If secrecy doesn’t work, there’s obstruction. Mr. Bolsonaro has frequently been accused of trying to obtain privileged information from investigations, or to stymie them altogether. In the most notorious instance, the president was accused by his own former minister of justice of interfering with the independence of the Federal Police. It’s a credible charge. After all, in a leaked recording of a ministerial meeting two years ago, Mr. Bolsonaro was caught saying that he wasn’t going to “wait to see my family or my friends get screwed” when he could just as well replace law enforcement officials.

To exercise that power, though, he needs to keep his job. With that in mind, Mr. Bolsonaro has been handing out top government jobs and using a pot of funds, called a “secret budget” for its lack of transparency, to guarantee the support of centrist lawmakers. Given the strength of calls for impeachment — as of December 2021, over 130 requests had been filed against him — a bank of support is crucial. The strategy is no secret: Mr. Bolsonaro confessed to doing both in order to “placate Congress.” He denies that the budget is secret, despite the fact that those who request funds from it remain anonymous.
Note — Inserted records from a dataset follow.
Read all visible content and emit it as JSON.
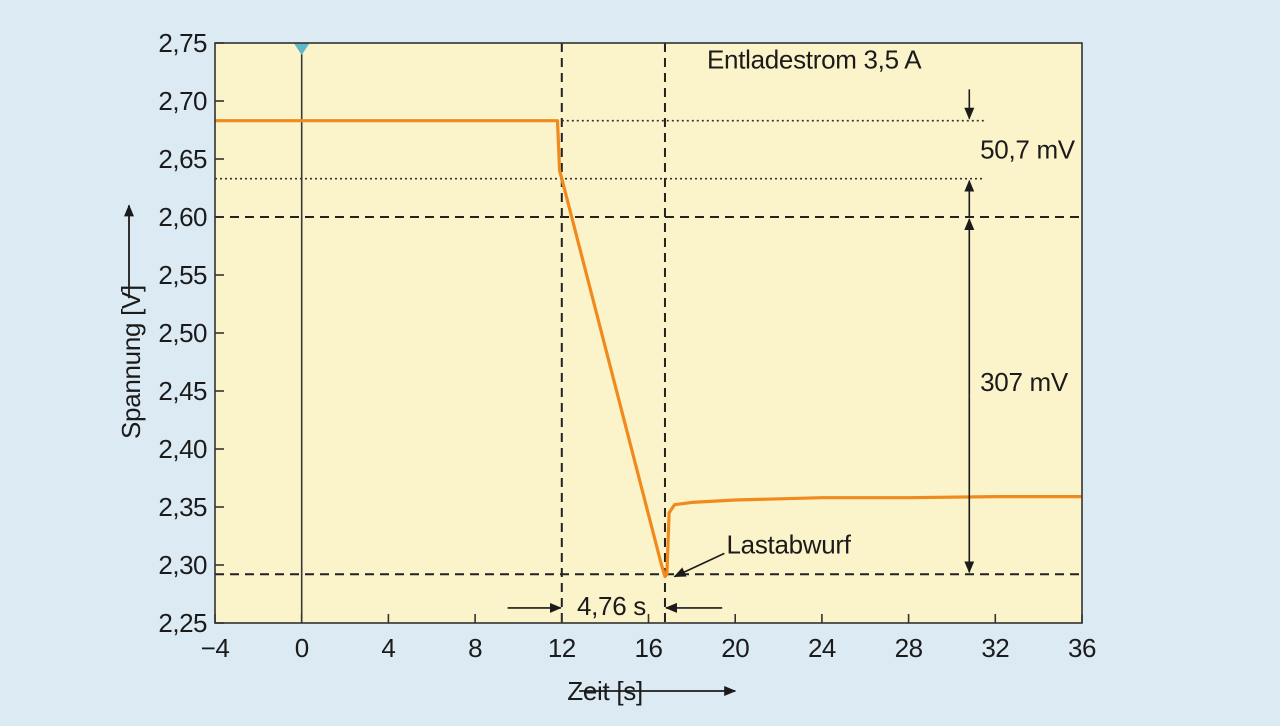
{
  "chart_data": {
    "type": "line",
    "title": "",
    "xlabel": "Zeit [s]",
    "ylabel": "Spannung [V]",
    "xlim": [
      -4,
      36
    ],
    "ylim": [
      2.25,
      2.75
    ],
    "x_ticks": [
      -4,
      0,
      4,
      8,
      12,
      16,
      20,
      24,
      28,
      32,
      36
    ],
    "x_tick_labels": [
      "−4",
      "0",
      "4",
      "8",
      "12",
      "16",
      "20",
      "24",
      "28",
      "32",
      "36"
    ],
    "y_ticks": [
      2.25,
      2.3,
      2.35,
      2.4,
      2.45,
      2.5,
      2.55,
      2.6,
      2.65,
      2.7,
      2.75
    ],
    "y_tick_labels": [
      "2,25",
      "2,30",
      "2,35",
      "2,40",
      "2,45",
      "2,50",
      "2,55",
      "2,60",
      "2,65",
      "2,70",
      "2,75"
    ],
    "grid": false,
    "background_color": "#fbf3c9",
    "line_color": "#f08a1c",
    "series": [
      {
        "x": [
          -4,
          11.8,
          11.9,
          12.0,
          16.6,
          16.76,
          16.85,
          16.95,
          17.2,
          18.0,
          20.0,
          24.0,
          28.0,
          32.0,
          36.0
        ],
        "y": [
          2.683,
          2.683,
          2.64,
          2.633,
          2.3,
          2.29,
          2.292,
          2.345,
          2.352,
          2.354,
          2.356,
          2.358,
          2.358,
          2.359,
          2.359
        ]
      }
    ],
    "reference_lines": {
      "vertical_solid_x": 0,
      "vertical_dashed_x": [
        12,
        16.76
      ],
      "horizontal_dotted_y": [
        2.683,
        2.633
      ],
      "horizontal_dashed_y": [
        2.6,
        2.292
      ]
    },
    "annotations": {
      "current": "Entladestrom 3,5 A",
      "drop_small": "50,7 mV",
      "drop_large": "307 mV",
      "duration": "4,76 s",
      "event": "Lastabwurf"
    }
  }
}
But the bigger challenge is winning over the electorate. There, again, Mr. Bolsonaro is resorting to tricks and workarounds. In July, Congress passed a constitutional amendment — nicknamed the “kamikaze bill” by the minister of the economy — that grants the government the right to spend an extra $7.6 billion on welfare payments and other benefits until Dec. 31. If it sounds like a shameless attempt to gin up support across the country, that’s because it is.

Whether it will help the president’s cause, who knows. But the signal it sends is unmistakable: Mr. Bolsonaro is desperate to avoid defeat. And he has every reason to be.